166 abonnés 1 777 critiques Suivre son activité

3,0
Publiée le 10 mai 2012
Simon, 12 ans, vit avec sa sœur dans une tour d’une vallée Suisse. Il fait vivre le duo en montant tous les matins dans une station huppée pour dérober skis, lunettes,… et les revendre dans la vallée. Sa sœur Louise, beaucoup plus âgée que lui et sans emploi, profite de ses larcins. Lui attend en retour un peu d’affection, mais leur relation est complexe et ambigu : une énigme pour le spectateur. L’intérêt primordial du film réside dans le décodage de cette relation. A mi parcours, la réalisatrice décide de nous livrer un élément crucial sur cette relation : un très lourd secret de famille. Le spectateur doit alors revoir totalement sa grille de lecture des rapports humains entre ces 2 personnages. Cette révélation est un moment troublant et fort du film.
Ce film traite des rapports humains et de l’impact de l’argent sur les rapports humains. Nouvelle vague du cinéma social, le propos est parfois froid et hermétique. Les personnages et le sujet sont mis à distance. Ce choix permet, par contre, de ne jamais tomber dans le pathos d’une histoire qui pourrait maladroitement tournée au glauque.

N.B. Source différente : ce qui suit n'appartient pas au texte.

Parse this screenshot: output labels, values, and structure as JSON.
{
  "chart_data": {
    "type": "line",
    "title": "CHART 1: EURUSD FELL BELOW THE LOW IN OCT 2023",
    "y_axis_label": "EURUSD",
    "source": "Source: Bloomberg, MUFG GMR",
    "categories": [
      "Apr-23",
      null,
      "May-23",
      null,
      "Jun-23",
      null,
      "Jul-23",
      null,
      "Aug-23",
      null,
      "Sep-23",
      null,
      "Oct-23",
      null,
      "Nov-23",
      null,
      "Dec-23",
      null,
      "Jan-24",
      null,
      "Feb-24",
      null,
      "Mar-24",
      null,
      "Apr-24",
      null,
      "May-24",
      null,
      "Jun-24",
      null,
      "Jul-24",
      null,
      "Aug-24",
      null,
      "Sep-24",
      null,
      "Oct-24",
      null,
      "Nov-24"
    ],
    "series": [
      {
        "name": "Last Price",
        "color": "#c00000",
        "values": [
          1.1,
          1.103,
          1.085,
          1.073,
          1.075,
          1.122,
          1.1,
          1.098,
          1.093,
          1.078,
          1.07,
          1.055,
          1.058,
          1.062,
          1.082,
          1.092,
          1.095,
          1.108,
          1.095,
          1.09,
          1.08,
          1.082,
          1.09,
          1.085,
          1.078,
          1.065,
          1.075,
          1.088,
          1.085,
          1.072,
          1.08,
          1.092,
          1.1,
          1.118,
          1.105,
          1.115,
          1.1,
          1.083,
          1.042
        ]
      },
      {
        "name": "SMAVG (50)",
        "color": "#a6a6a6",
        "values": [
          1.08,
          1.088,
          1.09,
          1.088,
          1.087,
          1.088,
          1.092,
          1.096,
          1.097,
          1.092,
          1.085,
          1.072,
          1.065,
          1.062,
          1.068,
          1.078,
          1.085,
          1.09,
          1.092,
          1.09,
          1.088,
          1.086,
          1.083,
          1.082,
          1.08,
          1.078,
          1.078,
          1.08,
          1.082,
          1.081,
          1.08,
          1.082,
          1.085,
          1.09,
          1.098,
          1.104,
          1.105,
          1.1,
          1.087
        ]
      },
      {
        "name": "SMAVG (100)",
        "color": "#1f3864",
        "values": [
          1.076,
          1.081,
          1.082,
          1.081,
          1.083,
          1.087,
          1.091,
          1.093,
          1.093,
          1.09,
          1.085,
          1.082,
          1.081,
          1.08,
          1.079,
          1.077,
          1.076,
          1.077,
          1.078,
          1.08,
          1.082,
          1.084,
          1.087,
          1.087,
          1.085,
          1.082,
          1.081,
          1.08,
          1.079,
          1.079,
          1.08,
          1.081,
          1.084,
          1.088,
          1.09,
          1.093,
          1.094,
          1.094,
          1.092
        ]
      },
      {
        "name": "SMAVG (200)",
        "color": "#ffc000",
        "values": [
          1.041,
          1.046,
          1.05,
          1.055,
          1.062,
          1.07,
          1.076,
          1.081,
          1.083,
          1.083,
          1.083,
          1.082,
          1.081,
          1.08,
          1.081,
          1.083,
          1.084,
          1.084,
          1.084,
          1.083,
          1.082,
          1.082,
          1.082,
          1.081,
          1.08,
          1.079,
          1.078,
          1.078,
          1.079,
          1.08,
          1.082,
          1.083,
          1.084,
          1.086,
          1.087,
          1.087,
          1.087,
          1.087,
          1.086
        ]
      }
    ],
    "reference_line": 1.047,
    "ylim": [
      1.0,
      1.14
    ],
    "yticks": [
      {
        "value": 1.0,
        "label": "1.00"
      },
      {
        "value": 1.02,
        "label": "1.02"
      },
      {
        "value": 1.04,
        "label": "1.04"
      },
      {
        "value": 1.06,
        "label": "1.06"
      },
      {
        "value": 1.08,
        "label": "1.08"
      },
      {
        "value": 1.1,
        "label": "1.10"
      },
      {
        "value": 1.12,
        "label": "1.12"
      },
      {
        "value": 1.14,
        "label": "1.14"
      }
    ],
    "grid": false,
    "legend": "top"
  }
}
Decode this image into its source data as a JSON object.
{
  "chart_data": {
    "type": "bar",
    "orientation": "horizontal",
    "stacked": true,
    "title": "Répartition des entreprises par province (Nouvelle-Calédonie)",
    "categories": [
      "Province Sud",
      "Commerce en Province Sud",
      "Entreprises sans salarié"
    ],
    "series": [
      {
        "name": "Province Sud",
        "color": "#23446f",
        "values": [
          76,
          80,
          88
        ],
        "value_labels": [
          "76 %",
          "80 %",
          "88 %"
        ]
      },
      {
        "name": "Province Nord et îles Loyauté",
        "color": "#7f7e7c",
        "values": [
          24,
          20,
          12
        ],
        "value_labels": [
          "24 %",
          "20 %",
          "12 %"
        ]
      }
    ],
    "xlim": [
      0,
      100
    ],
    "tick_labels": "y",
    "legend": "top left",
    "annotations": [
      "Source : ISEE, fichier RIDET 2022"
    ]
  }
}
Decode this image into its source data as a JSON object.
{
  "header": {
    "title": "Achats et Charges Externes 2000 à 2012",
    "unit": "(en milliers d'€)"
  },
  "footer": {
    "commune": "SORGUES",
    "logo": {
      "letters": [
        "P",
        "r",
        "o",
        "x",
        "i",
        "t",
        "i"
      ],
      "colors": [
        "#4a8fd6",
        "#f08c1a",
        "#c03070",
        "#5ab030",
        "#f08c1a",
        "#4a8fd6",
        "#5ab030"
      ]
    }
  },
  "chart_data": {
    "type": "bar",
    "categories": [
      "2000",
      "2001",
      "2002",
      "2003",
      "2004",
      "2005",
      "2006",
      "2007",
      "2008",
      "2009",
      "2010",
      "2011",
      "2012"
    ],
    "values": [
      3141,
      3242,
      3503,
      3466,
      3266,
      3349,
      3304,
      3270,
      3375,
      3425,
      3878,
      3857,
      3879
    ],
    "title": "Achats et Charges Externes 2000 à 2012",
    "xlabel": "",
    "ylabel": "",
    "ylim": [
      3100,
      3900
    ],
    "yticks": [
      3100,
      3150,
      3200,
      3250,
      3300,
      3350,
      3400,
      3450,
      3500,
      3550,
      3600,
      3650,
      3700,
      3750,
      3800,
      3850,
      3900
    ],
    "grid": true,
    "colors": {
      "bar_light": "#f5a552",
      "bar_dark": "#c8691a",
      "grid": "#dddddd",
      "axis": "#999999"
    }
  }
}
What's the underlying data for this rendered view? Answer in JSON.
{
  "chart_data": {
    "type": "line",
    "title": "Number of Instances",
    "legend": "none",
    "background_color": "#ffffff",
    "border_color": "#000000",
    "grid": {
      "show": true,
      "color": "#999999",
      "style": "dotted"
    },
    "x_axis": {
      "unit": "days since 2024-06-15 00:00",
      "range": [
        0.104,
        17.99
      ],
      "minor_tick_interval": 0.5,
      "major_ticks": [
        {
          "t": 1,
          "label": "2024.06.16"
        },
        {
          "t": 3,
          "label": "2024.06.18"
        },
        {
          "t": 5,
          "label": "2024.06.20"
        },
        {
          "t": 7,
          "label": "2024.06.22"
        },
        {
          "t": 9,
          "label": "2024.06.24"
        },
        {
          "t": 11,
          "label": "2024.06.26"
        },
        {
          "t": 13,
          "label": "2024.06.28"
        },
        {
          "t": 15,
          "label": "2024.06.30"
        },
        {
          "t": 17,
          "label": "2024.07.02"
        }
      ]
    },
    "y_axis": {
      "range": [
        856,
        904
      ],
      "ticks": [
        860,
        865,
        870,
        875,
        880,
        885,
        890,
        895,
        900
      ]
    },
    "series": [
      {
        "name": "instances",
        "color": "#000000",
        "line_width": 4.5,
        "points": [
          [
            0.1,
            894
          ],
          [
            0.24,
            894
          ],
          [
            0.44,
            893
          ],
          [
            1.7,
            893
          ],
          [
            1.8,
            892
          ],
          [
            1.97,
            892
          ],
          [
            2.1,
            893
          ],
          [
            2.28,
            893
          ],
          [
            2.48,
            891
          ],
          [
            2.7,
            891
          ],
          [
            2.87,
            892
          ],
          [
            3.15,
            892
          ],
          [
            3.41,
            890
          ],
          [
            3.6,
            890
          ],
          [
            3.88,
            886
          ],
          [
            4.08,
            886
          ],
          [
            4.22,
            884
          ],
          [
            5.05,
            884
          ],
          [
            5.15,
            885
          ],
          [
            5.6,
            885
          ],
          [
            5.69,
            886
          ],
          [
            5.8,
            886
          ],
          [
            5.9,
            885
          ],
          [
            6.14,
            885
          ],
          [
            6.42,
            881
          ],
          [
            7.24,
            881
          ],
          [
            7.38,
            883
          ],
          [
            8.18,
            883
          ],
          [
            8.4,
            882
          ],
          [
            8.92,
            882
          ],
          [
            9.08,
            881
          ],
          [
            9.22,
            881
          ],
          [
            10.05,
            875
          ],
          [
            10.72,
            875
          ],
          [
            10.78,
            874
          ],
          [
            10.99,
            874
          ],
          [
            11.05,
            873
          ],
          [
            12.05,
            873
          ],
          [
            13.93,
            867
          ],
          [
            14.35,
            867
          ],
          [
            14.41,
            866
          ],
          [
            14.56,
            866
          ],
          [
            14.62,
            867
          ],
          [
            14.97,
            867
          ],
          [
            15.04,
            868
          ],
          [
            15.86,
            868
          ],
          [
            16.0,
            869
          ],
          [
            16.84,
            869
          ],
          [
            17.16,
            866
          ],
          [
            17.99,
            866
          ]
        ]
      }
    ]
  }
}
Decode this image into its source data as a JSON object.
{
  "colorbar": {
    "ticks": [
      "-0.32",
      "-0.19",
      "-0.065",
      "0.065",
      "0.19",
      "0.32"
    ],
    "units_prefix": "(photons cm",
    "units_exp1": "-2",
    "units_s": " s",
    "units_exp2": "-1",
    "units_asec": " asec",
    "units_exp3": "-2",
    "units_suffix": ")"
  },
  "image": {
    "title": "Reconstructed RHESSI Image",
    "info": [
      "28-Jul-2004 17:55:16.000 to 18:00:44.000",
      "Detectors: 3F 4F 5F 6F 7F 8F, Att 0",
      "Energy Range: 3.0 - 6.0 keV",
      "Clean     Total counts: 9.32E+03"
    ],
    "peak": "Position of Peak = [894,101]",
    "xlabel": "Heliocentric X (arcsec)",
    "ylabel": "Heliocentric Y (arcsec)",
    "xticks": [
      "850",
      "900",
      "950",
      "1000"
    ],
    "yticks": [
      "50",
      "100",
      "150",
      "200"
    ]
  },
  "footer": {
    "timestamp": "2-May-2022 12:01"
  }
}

Ursula Meier reste observatrice de son sujet et le sordide est évité.
A mon goût, elle s’attarde trop longuement dans le début du film sur des scènes répétitives de vols successifs. Elle aurait pu plus vite passer à la véritable problématique du film et gagner en efficacité.
En terme de réalisation, c’est de la nouvelle « nouvelle vague » de film social et qui mieux pour parler de sa mise en scène que la réalisatrice : "[C'est] un film réaliste mais aussi une fable (il n’y a pas de services sociaux, pas de flics, etc…). Notre volonté était de garder une forme de naturalisme pour le « haut », la station, le terrain de chasse de Simon en le suivant en plans très serrés sans jamais saisir le grandiose du paysage. Par contre en bas, dans la plaine, nous avons voulu casser le côté naturaliste, social, en allant à l’encontre de ce que l’on pouvait attendre : des plans larges – révélant les friches industrielles, la tour isolée, les routes, etc."
NB : En cours de film, je me suis dit que le jeune et excellent Kacey Mottet Klein ressemblait fort à Elmosnino. Et qu’apprends-je : c’est lui qui jouait Gainsbourg jeune dans « Gainsbourg : vie héroïque »
SuperMadara
SuperMadara

105 abonnés 935 critiques Suivre son activité

2,5
Publiée le 3 mai 2012
Une fable dramatique et familiale qui propose une histoire intéressante et un style particulier mais qui parfois parait trop distant , trop cliché même . Entre deux vies , entre deux mondes , le scénario raconte le quotidien de voleur d'un gamin qui alterne entre une vie de galère avec sa soeur très particulière et une vie de secret et de vol dans une station de ski, une intrigue très particulière et qui laisse parfois roder une ambiguité malsaine très déplaisante , mais le drame de l'enfant rejeté apporte une certaine tendresse au film . Alternant aussi entre l'Europe et les USA , Léa Seydoux reste dans un jeu très inexpressif et peu vivant , une espèce de violence familiale incarné dans l'inexistence et presque chiante , alors que le jeune Kacey Mottet Klein arrive aussi bien a émouvoir qu'a énerver le spectateur et c'est mieux que sa collègue ! Déjà remarqué dans un style très indépendant , Ursula Meier propose une mise en scène très particulière , très voire trop contemplative et qui surplombe cette ambiguité très agaçante...
Un drame montagnard très limite , parfois beau et intéressant mais aussi bien énervant et agaçant.